Re: Huge generated UNION ALL faster than JOIN?

Ancoron Luciferis <ancoron.luciferis@xxxxxxxxxxxxxx> · Mon, 13 May 2019 00:23:14 +0200

On 12/05/2019 20:08, Tom Lane wrote:
> Ancoron Luciferis <ancoron.luciferis@xxxxxxxxxxxxxx> writes:
>> One of the things consuming most of the time was an Index Only Scan
>> executed millions of times. And on top came the Nested Loop which
>> finally reduced the rows but also took a lot of time to do so.
> 
>> Explain plan: https://explain.depesz.com/s/4GYT
> 
> The core problem you've got there is the misestimation of the join size:
> 
> Nested Loop (cost=0.71..0.30 rows=72,839,557 width=33) (actual time=19,504.096..315,933.158 rows=274 loops=1)
> 
> Anytime the planner is off by a factor of 250000x, it's not going to end
> well.  In this case, it's imagining that the LIMIT will kick in after just
> a very small part of the join is executed --- but in reality, the LIMIT
> is larger than the join output, so that we have to execute the whole join.
> With a more accurate idea of the join result size, it would have chosen
> a different plan.
> 
> What you ought to look into is why is that estimate so badly off.
> Maybe out-of-date stats, or you need to raise the stats target for
> one or both tables?
> 

I thought so as well and that's why I started investigating, but after
creating my own data set and a final analyze of both tables I ended up
with similar difference in estimation vs. actual:

https://explain.depesz.com/s/R7jp

Nested Loop (cost=25.17..514,965,251.12 rows=27,021,979 width=56)
(actual time=0.568..5.686 rows=274 loops=1)
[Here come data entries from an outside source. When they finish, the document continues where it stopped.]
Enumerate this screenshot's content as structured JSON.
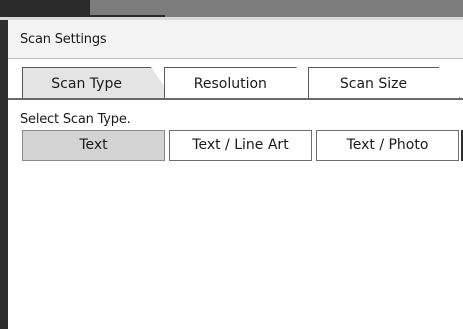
{
  "window": {
    "title": "Scan Settings"
  },
  "tabs": [
    {
      "label": "Scan Type",
      "selected": true
    },
    {
      "label": "Resolution",
      "selected": false
    },
    {
      "label": "Scan Size",
      "selected": false
    }
  ],
  "prompt": "Select Scan Type.",
  "scan_types": [
    {
      "label": "Text",
      "selected": true
    },
    {
      "label": "Text / Line Art",
      "selected": false
    },
    {
      "label": "Text / Photo",
      "selected": false
    }
  ],
  "colors": {
    "selected_tab": "#e4e4e4",
    "selected_button": "#d4d4d4",
    "frame_dark": "#2e2e2e"
  }
}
...but this was fast due to the Merge Append being used and pushed-down
LIMIT.

>> My question now is why can't the optimizer generate a plan that in this
>> case does 114 loops of "events" scans instead of a million loops on the
>> "subscription_signal"?
> 
> I don't see any "events" table in that query, so this question isn't
> making a lot of sense to me.  But in any case, the answer probably boils
> down to "it's guessing that a plan like this will stop early without
> having to scan all of the large table".
> 
> 			regards, tom lane
> 

Yes, Timescale extension is mangling the partition names quite a lot. I
wonder if it would be possible to hold the result of the estimated
smaller reference data (114 subscription_signal.signal_id entries in
this case) in a VALUES list and then use that to filter the table with
the larger estimate instead of looping over.

Cheers,

	Ancoron